Grèce : une suspension du droit d’asile contraire au droit de l’Union européenne
Le parlement grec a autorisé, le 11 juillet 2025, la suspension, pendant trois mois, de l’enregistrement des demandes d’asile des personnes arrivant irrégulièrement d’Afrique du Nord par bateau, comme mesure pour limiter l’accueil de ces demandeurs et le traitement de leurs demandes, cela en toute illégalité.
Le 11 juillet 2025, le parlement grec a voté en faveur d’un amendement interdisant pendant trois mois aux personnes arrivant irrégulièrement (c’est-à-dire sans autorisation d’entrée préalable) par bateau d’Afrique du Nord de demander l’asile. Cette législation prévoit par ailleurs un retour immédiat vers leur pays de transit ou d'origine.
Cette mesure est une réaction à l'augmentation du nombre d'arrivées en provenance de Libye depuis deux ans, particulièrement sur les îles de Crète et Gavdos, mais surtout de la rupture diplomatique qui a vu les autorités libyennes ordonner au commissaire européen chargé des migrations, Magnus Brunner, et au ministre grec des migrations, Thanos Plevris, de quitter immédiatement le pays le 8 juillet 2025. Le ministre a déclaré aux législateurs que jusqu'à mille migrants arrivaient chaque jour et a qualifié la situation d'« invasion ».
En mars 2025, la Pologne avait adopté une loi similaire, sur le modèle finlandais, permettant aux autorités de suspendre temporairement l’enregistrement des demandes d’asile des personnes entrant irrégulièrement dans le pays, avec des exceptions prévues pour les personnes vulnérables (voir notre article sur le sujet).
Toutes ces mesures sont contraires au droit de l’Union européenne (UE). Ni la Directive 2013/32, dite « procédure », actuellement applicable, ni le règlement 2024/1348, également connu sous le nom « procédure », du Pacte de l’UE sur la migration et l’asile, prochainement applicable (juin 2026), ne permettent de suspendre les enregistrements. Le règlement 2024/1359, dit « crise », qui sera lui aussi applicable au printemps 2026, permet uniquement à un État membre confronté à une situation de « crise », pouvant être caractérisée par de l’instrumentalisation (situation dans laquelle un pays tiers ou un acteur non étatique hostile encourage ou facilite le mouvement de ressortissants de pays tiers ou d'apatrides vers les frontières extérieures ou vers un État membre, dans le but de déstabiliser l'Union ou un État membre) à enregistrer les demandes quatre semaines après la présentation desdites demandes, au plus tard, soit en 30 jours. De plus, cette dérogation ne pourra être appliquée que pendant la période prévue dans une décision d’exécution du Conseil, et il n’y aura pas de prolongation possible (article 10).
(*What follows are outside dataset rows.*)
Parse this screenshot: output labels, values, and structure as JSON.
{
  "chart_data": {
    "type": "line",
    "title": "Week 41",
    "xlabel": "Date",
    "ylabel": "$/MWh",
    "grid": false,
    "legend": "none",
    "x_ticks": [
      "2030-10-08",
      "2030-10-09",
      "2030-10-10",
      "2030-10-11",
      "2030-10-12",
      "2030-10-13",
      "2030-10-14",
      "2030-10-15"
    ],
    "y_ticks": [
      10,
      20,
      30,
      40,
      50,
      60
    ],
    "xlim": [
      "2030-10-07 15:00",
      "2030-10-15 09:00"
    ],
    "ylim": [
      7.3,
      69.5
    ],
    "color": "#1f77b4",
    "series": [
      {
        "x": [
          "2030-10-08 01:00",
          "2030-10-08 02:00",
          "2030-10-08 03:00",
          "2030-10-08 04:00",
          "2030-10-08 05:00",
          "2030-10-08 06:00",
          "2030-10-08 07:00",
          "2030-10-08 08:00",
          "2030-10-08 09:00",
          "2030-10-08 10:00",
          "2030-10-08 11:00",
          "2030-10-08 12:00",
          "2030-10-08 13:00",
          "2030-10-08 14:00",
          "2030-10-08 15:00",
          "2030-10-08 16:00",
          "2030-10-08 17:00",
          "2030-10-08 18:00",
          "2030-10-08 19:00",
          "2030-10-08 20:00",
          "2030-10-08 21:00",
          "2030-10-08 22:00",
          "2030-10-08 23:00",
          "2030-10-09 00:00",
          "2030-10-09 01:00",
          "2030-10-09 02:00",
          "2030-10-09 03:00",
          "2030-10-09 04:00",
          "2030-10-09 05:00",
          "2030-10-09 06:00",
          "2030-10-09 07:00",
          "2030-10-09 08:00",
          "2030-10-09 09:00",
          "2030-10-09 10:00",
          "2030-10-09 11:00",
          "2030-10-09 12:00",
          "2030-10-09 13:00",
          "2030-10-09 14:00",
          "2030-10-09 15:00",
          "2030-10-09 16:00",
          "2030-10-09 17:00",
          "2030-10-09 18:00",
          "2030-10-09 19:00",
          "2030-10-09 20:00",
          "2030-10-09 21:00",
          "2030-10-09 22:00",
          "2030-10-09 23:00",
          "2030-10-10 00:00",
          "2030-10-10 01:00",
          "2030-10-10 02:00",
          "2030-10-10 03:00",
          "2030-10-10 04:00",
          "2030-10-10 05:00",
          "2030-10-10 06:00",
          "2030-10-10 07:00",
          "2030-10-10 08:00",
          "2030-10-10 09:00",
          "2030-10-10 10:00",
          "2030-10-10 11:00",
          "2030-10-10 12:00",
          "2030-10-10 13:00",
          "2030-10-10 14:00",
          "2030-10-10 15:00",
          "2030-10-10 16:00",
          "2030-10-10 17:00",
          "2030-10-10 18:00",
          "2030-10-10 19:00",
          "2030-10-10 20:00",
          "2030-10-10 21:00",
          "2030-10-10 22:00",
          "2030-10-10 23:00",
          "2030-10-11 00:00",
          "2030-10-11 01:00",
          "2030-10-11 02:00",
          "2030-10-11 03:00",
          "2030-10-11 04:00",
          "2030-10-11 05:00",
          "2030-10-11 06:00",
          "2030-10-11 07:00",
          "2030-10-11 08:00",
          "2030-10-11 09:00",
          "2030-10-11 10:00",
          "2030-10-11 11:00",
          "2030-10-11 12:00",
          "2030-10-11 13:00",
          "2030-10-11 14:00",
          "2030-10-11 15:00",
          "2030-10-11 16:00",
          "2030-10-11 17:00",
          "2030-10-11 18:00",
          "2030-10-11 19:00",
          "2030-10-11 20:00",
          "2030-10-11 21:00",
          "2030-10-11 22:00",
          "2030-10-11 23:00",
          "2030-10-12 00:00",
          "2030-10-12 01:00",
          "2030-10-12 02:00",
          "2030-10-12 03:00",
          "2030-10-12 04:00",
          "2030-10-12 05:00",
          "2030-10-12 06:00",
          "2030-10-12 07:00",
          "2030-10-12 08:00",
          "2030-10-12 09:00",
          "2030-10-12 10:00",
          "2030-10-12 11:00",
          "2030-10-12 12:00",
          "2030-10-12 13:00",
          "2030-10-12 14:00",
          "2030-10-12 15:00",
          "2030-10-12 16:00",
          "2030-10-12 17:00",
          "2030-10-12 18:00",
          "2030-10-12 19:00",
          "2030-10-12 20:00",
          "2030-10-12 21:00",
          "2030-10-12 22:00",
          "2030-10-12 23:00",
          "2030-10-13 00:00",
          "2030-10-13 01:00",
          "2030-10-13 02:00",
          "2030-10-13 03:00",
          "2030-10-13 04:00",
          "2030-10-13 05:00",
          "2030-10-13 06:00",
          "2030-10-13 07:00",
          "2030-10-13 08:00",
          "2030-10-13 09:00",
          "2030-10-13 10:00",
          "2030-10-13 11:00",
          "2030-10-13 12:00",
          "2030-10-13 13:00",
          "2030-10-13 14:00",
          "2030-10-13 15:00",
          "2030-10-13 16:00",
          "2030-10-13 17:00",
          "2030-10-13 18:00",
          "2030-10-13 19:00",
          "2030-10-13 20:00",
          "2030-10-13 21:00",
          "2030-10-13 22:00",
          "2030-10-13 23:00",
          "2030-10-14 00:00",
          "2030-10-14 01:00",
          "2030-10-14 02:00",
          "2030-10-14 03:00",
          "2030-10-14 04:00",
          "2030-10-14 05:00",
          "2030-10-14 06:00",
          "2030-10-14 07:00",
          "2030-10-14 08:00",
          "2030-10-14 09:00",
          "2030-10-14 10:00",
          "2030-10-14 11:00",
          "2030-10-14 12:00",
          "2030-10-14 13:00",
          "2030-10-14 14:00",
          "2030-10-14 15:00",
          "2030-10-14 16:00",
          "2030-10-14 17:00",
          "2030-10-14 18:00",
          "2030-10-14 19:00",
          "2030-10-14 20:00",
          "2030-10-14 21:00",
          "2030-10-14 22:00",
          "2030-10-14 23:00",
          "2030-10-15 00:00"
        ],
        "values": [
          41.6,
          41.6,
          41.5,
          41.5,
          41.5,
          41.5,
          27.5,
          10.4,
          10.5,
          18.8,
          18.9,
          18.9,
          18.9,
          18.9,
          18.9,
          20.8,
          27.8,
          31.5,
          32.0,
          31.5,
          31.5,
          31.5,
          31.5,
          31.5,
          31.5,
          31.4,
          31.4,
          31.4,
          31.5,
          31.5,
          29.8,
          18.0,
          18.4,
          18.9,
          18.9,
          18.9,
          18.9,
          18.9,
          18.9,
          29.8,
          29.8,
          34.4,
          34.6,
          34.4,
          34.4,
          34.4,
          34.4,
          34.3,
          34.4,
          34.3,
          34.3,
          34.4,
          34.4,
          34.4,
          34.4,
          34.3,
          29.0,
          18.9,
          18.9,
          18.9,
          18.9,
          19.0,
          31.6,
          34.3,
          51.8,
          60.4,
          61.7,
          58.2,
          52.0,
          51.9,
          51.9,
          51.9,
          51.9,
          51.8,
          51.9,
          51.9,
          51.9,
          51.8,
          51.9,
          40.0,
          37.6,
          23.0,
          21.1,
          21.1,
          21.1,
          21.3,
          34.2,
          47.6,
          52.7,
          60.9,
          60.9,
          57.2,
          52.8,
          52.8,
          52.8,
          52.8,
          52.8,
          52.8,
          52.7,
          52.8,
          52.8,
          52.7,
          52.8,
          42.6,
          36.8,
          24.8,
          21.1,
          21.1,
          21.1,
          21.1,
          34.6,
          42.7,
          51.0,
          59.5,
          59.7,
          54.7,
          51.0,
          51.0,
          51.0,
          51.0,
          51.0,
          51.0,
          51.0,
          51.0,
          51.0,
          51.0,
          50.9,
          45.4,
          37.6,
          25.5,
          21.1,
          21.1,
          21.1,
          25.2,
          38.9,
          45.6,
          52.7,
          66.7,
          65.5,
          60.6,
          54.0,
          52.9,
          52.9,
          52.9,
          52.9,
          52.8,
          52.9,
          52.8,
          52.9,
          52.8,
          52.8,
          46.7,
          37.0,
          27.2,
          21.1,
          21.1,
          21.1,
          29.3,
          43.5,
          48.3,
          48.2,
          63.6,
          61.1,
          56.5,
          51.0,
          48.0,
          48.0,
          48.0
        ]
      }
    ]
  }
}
A fortiori, le droit international interdit tout refoulement : les États ne peuvent en aucun cas expulser une personne vers un lieu où elle risque d'être soumise à la torture ou à de mauvais traitements (article 33 de la Convention relative au statut des réfugiés de 1951). Un examen individuel de chaque demande de protection internationale doit avoir lieu.
Les avertissements émis par plusieurs instances œuvrant dans le domaine des droits de l'homme (Médiateur grec, Commission nationale grecque des droits de l'homme, Association des juges administratifs grecs, Assemblée plénière des barreaux grecs, Conseil de l'Europe et Haut-commissariat des Nations unies pour les réfugiés (HCR)) ont malheureusement été ignorés.
Refugee Support Aegean, une organisation non-gouvernementale grecque membre du Conseil européen sur les réfugiés et les exilés, invite les fonctionnaires grecs à ne pas appliquer cette mesure, le droit international et européen ayant la primauté sur le droit national grec. De plus, l’organisation a annoncé contester ce nouveau cadre légal devant les tribunaux.
Le 14 août 2025, la Cour européenne des droits de l’homme a ordonné à la Grèce, en tant que mesure provisoire, de ne pas expulser huit hommes soudanais qui n’ont pas pu enregistrer leur demande, en attendant une décision des tribunaux nationaux.